Fermentation and Sulfur Reduction in the Mat-Building Cyanobacterium Microcoleus chthonoplastes.

The mat-building cyanobacterium Microcoleus chthonoplastes carried out a mixed-acid fermentation when incubated under anoxic conditions in the dark. Endogenous storage carbohydrate was fermented to acetate, ethanol, formate, lactate, H(inf2), and CO(inf2). Cells with a low glycogen content (about 0.3 (mu)mol of glucose per mg of protein) produced acetate and ethanol in equimolar amounts. In addition to glycogen, part of the osmoprotectant, glucosyl-glycerol, was degraded. The glucose component of glucosyl-glycerol was fermented, whereas glycerol was released into the medium. Cells with a high content of glycogen (about 2 (mu)mol of glucose per mg of protein) did not utilize glucosyl-glycerol. These cells produced more acetate than ethanol.
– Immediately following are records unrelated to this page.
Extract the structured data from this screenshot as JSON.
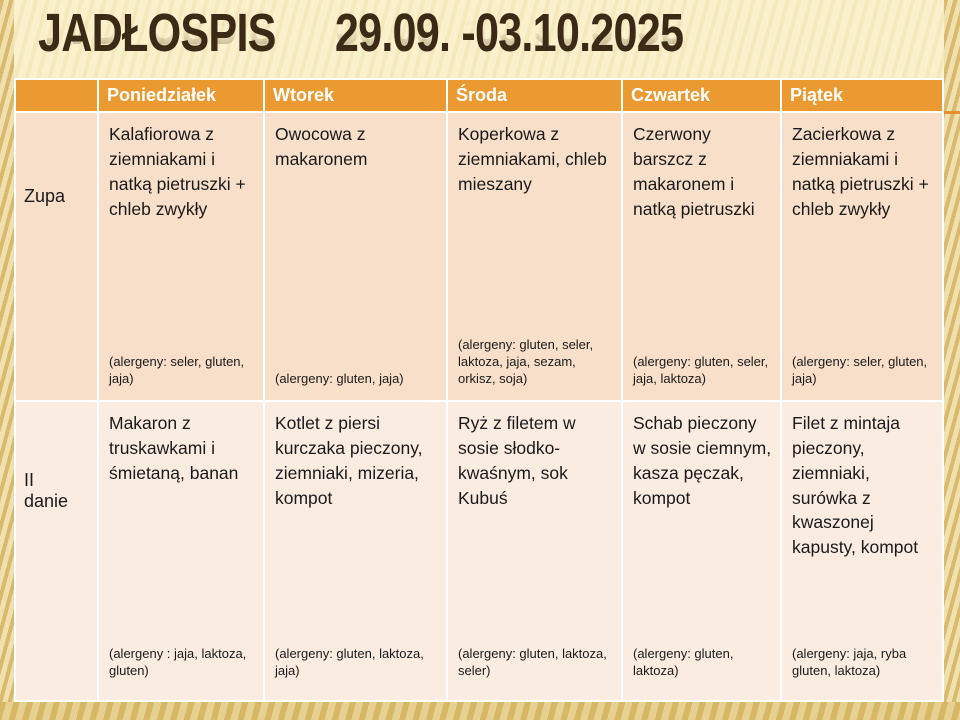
{
  "title": {
    "name": "JADŁOSPIS",
    "dates": "29.09. -03.10.2025"
  },
  "table": {
    "corner_label": "",
    "days": [
      "Poniedziałek",
      "Wtorek",
      "Środa",
      "Czwartek",
      "Piątek"
    ],
    "rows": [
      {
        "label": "Zupa",
        "cells": [
          {
            "dish": "Kalafiorowa z ziemniakami i natką pietruszki + chleb zwykły",
            "allergens": "(alergeny: seler, gluten, jaja)"
          },
          {
            "dish": "Owocowa z makaronem",
            "allergens": "(alergeny: gluten, jaja)"
          },
          {
            "dish": "Koperkowa z ziemniakami, chleb mieszany",
            "allergens": "(alergeny: gluten, seler, laktoza, jaja, sezam, orkisz, soja)"
          },
          {
            "dish": "Czerwony barszcz z makaronem i natką pietruszki",
            "allergens": "(alergeny: gluten, seler, jaja, laktoza)"
          },
          {
            "dish": "Zacierkowa z ziemniakami i natką pietruszki + chleb zwykły",
            "allergens": "(alergeny: seler, gluten, jaja)"
          }
        ]
      },
      {
        "label": "II danie",
        "cells": [
          {
            "dish": "Makaron z truskawkami i śmietaną, banan",
            "allergens": "(alergeny : jaja, laktoza, gluten)"
          },
          {
            "dish": "Kotlet z piersi kurczaka pieczony, ziemniaki, mizeria, kompot",
            "allergens": "(alergeny: gluten, laktoza, jaja)"
          },
          {
            "dish": "Ryż z filetem w sosie słodko-kwaśnym, sok Kubuś",
            "allergens": "(alergeny: gluten, laktoza, seler)"
          },
          {
            "dish": "Schab pieczony w sosie ciemnym, kasza pęczak, kompot",
            "allergens": "(alergeny: gluten, laktoza)"
          },
          {
            "dish": "Filet z mintaja pieczony, ziemniaki, surówka z kwaszonej kapusty, kompot",
            "allergens": "(alergeny: jaja, ryba gluten, laktoza)"
          }
        ]
      }
    ]
  },
  "colors": {
    "slide_background": "#FAF1CC",
    "header_orange": "#EA9A31",
    "accent_line_orange": "#E2912E",
    "soup_row_background": "#F8DFC9",
    "main_row_background": "#FBECE1",
    "gold_stripe": "#D8BA6E",
    "title_text": "#3A2A16",
    "grid_border": "#FFFFFF"
  }
}
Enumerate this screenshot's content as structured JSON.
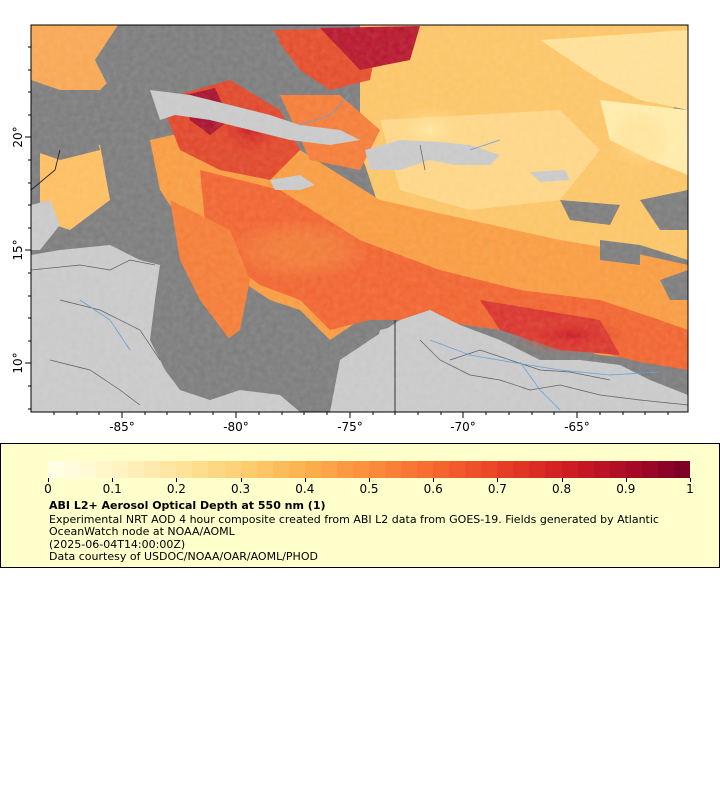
{
  "map": {
    "lon_labels": [
      "-85°",
      "-80°",
      "-75°",
      "-70°",
      "-65°"
    ],
    "lat_labels": [
      "20°",
      "15°",
      "10°"
    ],
    "colors": {
      "ocean_nodata": "#7a7a7a",
      "land": "#c8c8c8",
      "borders": "#555555",
      "rivers": "#5d9ad6"
    }
  },
  "legend": {
    "title": "ABI L2+ Aerosol Optical Depth at 550 nm (1)",
    "description": "Experimental NRT AOD 4 hour composite created from ABI L2 data from GOES-19. Fields generated by Atlantic OceanWatch node at NOAA/AOML",
    "timestamp": "(2025-06-04T14:00:00Z)",
    "credit": "Data courtesy of USDOC/NOAA/OAR/AOML/PHOD",
    "tick_labels": [
      "0",
      "0.1",
      "0.2",
      "0.3",
      "0.4",
      "0.5",
      "0.6",
      "0.7",
      "0.8",
      "0.9",
      "1"
    ],
    "colorbar_colors": [
      "#ffffe6",
      "#fff3c4",
      "#fee39a",
      "#fece70",
      "#fdb04e",
      "#fc8d3c",
      "#f76a30",
      "#ea4427",
      "#d42022",
      "#b10c26",
      "#7f0027"
    ]
  }
}
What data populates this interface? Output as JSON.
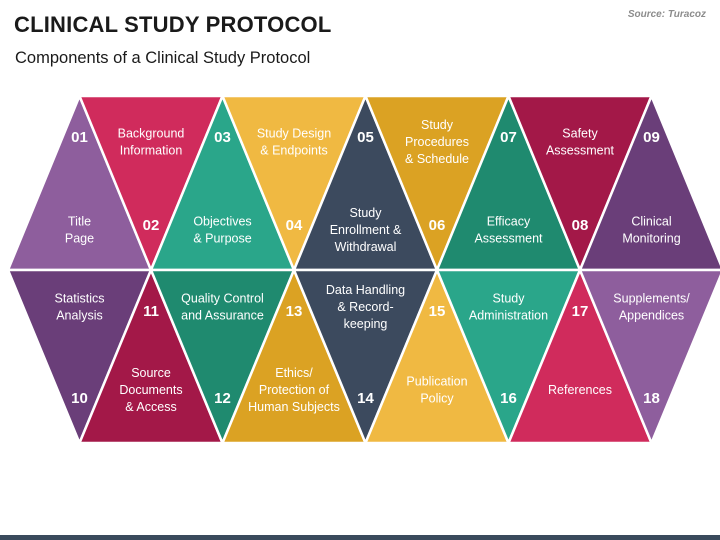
{
  "header": {
    "title": "CLINICAL STUDY PROTOCOL",
    "subtitle": "Components of a Clinical Study Protocol",
    "source": "Source: Turacoz"
  },
  "components": [
    {
      "id": "c01",
      "number": "01",
      "label": [
        "Title",
        "Page"
      ],
      "color": "#8e5e9d"
    },
    {
      "id": "c02",
      "number": "02",
      "label": [
        "Background",
        "Information"
      ],
      "color": "#d02b5c"
    },
    {
      "id": "c03",
      "number": "03",
      "label": [
        "Objectives",
        "& Purpose"
      ],
      "color": "#2aa68a"
    },
    {
      "id": "c04",
      "number": "04",
      "label": [
        "Study Design",
        "& Endpoints"
      ],
      "color": "#f0b942"
    },
    {
      "id": "c05",
      "number": "05",
      "label": [
        "Study",
        "Enrollment &",
        "Withdrawal"
      ],
      "color": "#3c4a5e"
    },
    {
      "id": "c06",
      "number": "06",
      "label": [
        "Study",
        "Procedures",
        "& Schedule"
      ],
      "color": "#dba223"
    },
    {
      "id": "c07",
      "number": "07",
      "label": [
        "Efficacy",
        "Assessment"
      ],
      "color": "#1f8a6f"
    },
    {
      "id": "c08",
      "number": "08",
      "label": [
        "Safety",
        "Assessment"
      ],
      "color": "#a31848"
    },
    {
      "id": "c09",
      "number": "09",
      "label": [
        "Clinical",
        "Monitoring"
      ],
      "color": "#6a3e79"
    },
    {
      "id": "c10",
      "number": "10",
      "label": [
        "Statistics",
        "Analysis"
      ],
      "color": "#6a3e79"
    },
    {
      "id": "c11",
      "number": "11",
      "label": [
        "Source",
        "Documents",
        "& Access"
      ],
      "color": "#a31848"
    },
    {
      "id": "c12",
      "number": "12",
      "label": [
        "Quality Control",
        "and Assurance"
      ],
      "color": "#1f8a6f"
    },
    {
      "id": "c13",
      "number": "13",
      "label": [
        "Ethics/",
        "Protection of",
        "Human Subjects"
      ],
      "color": "#dba223"
    },
    {
      "id": "c14",
      "number": "14",
      "label": [
        "Data Handling",
        "& Record-",
        "keeping"
      ],
      "color": "#3c4a5e"
    },
    {
      "id": "c15",
      "number": "15",
      "label": [
        "Publication",
        "Policy"
      ],
      "color": "#f0b942"
    },
    {
      "id": "c16",
      "number": "16",
      "label": [
        "Study",
        "Administration"
      ],
      "color": "#2aa68a"
    },
    {
      "id": "c17",
      "number": "17",
      "label": [
        "References"
      ],
      "color": "#d02b5c"
    },
    {
      "id": "c18",
      "number": "18",
      "label": [
        "Supplements/",
        "Appendices"
      ],
      "color": "#8e5e9d"
    }
  ]
}
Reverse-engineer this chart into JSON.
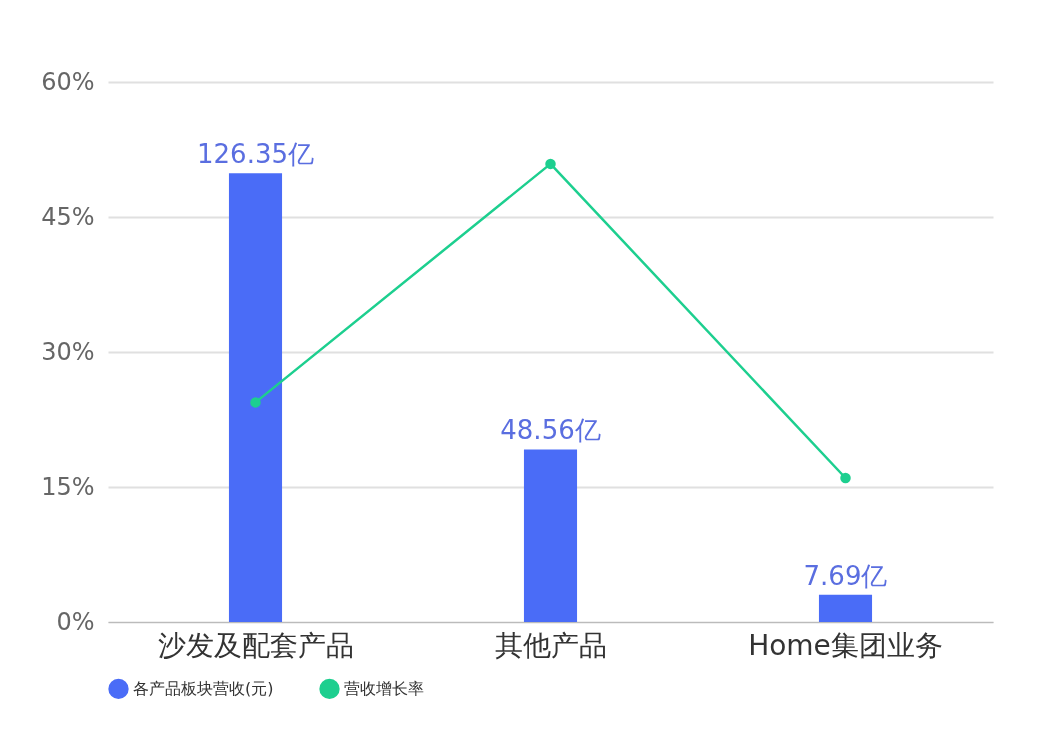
{
  "chart_data": {
    "type": "bar",
    "categories": [
      "沙发及配套产品",
      "其他产品",
      "Home集团业务"
    ],
    "series": [
      {
        "name": "各产品板块营收(元)",
        "axis": "y2",
        "color": "#4a6cf7",
        "values": [
          126.35,
          48.56,
          7.69
        ],
        "value_labels": [
          "126.35亿",
          "48.56亿",
          "7.69亿"
        ]
      },
      {
        "name": "营收增长率",
        "type": "line",
        "color": "#1dcf8f",
        "values": [
          24.4,
          50.9,
          16.0
        ]
      }
    ],
    "ylim": [
      0,
      60
    ],
    "yticks": [
      {
        "value": 0,
        "label": "0%"
      },
      {
        "value": 15,
        "label": "15%"
      },
      {
        "value": 30,
        "label": "30%"
      },
      {
        "value": 45,
        "label": "45%"
      },
      {
        "value": 60,
        "label": "60%"
      }
    ],
    "y2lim": [
      0,
      152
    ],
    "grid": "y",
    "legend": "bottom",
    "marker": "circle",
    "tick_labels": "xy"
  }
}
M. chthonoplastes was also capable of using elemental sulfur as the electron acceptor during fermentation, resulting in the production of sulfide. With sulfur present, acetate production increased whereas ethanol production decreased. Also, less formate was produced and the evolution of hydrogen ceased completely. In general, the carbon recoveries were satisfactory but the oxidation-reduction balances were too high. The latter could be explained by assuming the reduction of ferric iron, which is associated with the cells, mediated by the oxidation of formate. The switch from photoautotrophic to fermentative metabolism did not require de novo protein synthesis, and fermentation started immediately upon transfer to dark anoxic conditions. From the molar ratios of the fermentation products and from measurement of enzyme activities in cell extracts, we concluded that glucose derived from glycogen and glucosyl-glycerol is degraded via the Embden-Meyerhof-Parnas pathway.